Perhaps it is Florida State University’s location in the capital of one of the most Jewish friendly state governments of the USA, and indeed the world. When there is only good news coming from the capital, and when the student body and administration have as close a relationship with the capital as FSU does, the impact of the capital is strong. Whether blue or red, Florida politicians have almost unanimously sided with Jewish causes and the Jewish state in Tallahassee. University staff and students alike seem to have noticed.
It might be the structures that FSU have put in place to ensure unity and courage, rather than fear and division. Fraternity and Sorority leadership must undergo compulsory leadership training by FSU which teaches how to disagree without being disagreeable, and civility in conflict.
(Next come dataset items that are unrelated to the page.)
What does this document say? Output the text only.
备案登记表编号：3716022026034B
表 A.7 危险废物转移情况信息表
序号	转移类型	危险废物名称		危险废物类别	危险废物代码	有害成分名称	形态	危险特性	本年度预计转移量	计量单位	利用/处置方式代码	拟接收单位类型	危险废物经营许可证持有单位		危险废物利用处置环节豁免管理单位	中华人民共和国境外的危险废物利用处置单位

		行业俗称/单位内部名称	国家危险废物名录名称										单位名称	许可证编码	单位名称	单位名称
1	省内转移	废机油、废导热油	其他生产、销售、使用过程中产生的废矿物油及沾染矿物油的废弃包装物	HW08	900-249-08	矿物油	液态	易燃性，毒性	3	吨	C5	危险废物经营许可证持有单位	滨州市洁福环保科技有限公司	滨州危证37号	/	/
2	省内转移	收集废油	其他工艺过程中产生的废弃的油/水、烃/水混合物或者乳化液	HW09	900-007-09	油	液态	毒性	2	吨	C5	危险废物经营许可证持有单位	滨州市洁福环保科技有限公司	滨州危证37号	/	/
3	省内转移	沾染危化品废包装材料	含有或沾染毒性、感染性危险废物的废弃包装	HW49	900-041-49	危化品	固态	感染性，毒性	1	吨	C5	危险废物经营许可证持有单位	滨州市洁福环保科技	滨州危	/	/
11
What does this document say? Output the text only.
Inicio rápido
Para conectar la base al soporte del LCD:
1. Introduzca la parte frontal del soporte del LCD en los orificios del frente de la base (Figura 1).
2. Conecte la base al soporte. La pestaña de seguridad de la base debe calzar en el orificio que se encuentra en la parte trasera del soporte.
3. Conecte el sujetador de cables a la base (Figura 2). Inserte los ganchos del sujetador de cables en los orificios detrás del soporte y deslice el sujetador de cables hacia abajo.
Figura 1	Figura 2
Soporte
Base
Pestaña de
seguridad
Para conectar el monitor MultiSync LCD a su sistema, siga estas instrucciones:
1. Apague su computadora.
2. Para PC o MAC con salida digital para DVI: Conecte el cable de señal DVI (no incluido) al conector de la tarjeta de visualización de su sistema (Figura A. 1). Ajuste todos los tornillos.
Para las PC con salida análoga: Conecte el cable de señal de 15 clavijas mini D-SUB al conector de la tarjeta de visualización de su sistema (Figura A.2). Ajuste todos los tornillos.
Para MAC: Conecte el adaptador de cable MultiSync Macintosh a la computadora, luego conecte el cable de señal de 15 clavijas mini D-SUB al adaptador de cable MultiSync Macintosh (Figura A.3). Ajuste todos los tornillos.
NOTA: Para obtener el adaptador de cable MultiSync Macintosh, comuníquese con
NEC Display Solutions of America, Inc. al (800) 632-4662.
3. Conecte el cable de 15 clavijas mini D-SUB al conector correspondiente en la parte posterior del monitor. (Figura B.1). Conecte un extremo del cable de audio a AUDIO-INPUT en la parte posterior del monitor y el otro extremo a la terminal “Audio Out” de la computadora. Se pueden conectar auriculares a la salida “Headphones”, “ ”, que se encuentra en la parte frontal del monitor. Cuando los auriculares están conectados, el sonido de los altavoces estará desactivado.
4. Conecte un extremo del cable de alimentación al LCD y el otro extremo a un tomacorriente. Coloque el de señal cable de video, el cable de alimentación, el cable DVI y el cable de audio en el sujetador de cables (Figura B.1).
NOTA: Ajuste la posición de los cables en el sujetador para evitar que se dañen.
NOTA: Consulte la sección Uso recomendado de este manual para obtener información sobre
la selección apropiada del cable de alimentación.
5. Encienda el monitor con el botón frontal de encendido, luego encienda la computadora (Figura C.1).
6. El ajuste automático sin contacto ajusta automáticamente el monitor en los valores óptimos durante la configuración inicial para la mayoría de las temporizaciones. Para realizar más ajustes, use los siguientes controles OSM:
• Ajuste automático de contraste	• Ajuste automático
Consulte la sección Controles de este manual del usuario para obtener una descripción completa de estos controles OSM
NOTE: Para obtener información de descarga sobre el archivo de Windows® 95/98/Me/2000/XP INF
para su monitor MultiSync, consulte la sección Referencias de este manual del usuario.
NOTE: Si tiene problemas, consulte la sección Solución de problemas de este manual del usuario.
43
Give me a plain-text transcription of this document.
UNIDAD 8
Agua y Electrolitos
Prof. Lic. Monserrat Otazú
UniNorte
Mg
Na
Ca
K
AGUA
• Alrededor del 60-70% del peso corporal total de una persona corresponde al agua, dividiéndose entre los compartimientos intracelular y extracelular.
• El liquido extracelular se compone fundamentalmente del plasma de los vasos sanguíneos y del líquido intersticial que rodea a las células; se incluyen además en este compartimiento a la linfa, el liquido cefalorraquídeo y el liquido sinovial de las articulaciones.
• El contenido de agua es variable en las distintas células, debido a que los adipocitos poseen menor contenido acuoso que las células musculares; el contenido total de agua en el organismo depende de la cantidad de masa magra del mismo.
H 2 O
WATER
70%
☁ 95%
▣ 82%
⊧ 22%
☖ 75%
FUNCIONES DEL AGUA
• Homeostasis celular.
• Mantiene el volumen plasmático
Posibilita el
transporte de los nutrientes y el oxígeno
There is strong unity of FSU’s Interfaith Council where all faith organizations meet once a month to strengthen their relationships and work on university policy that impacts the religious community on campus. The staff of Arabic and Hebrew and indeed Middle Eastern studies and Religious studies all work together to ensure each-other’s success rather than using politics to enable their colleague’s failure and contempt.
It could simply be that the majority of the student body has grown up with Jewish friends in South Florida. After all, the greatest weapon against ignorance is exposure.
More than likely, it is all of these factors combined and more. FSU offers a unique case study which the administration of other universities would do well to analyze as an example of best practice for empowering their Jewish students. The safety, empowerment, and acknowledgement of Jewish students should be seen as no less important than any other minority group on campus. They are no more privileged, that is an anti-Semitic myth and clearly visible in the FBI statistic. They should not have to hide under a white disguise, nor should they be forced to walk on narrow bridges until the end of their study, fearful of rebuke from their professors or peers. They should not need to please anyone. Like all human-beings, they should be able to just be who they are, and who they are they should be able to be proudly – Jews.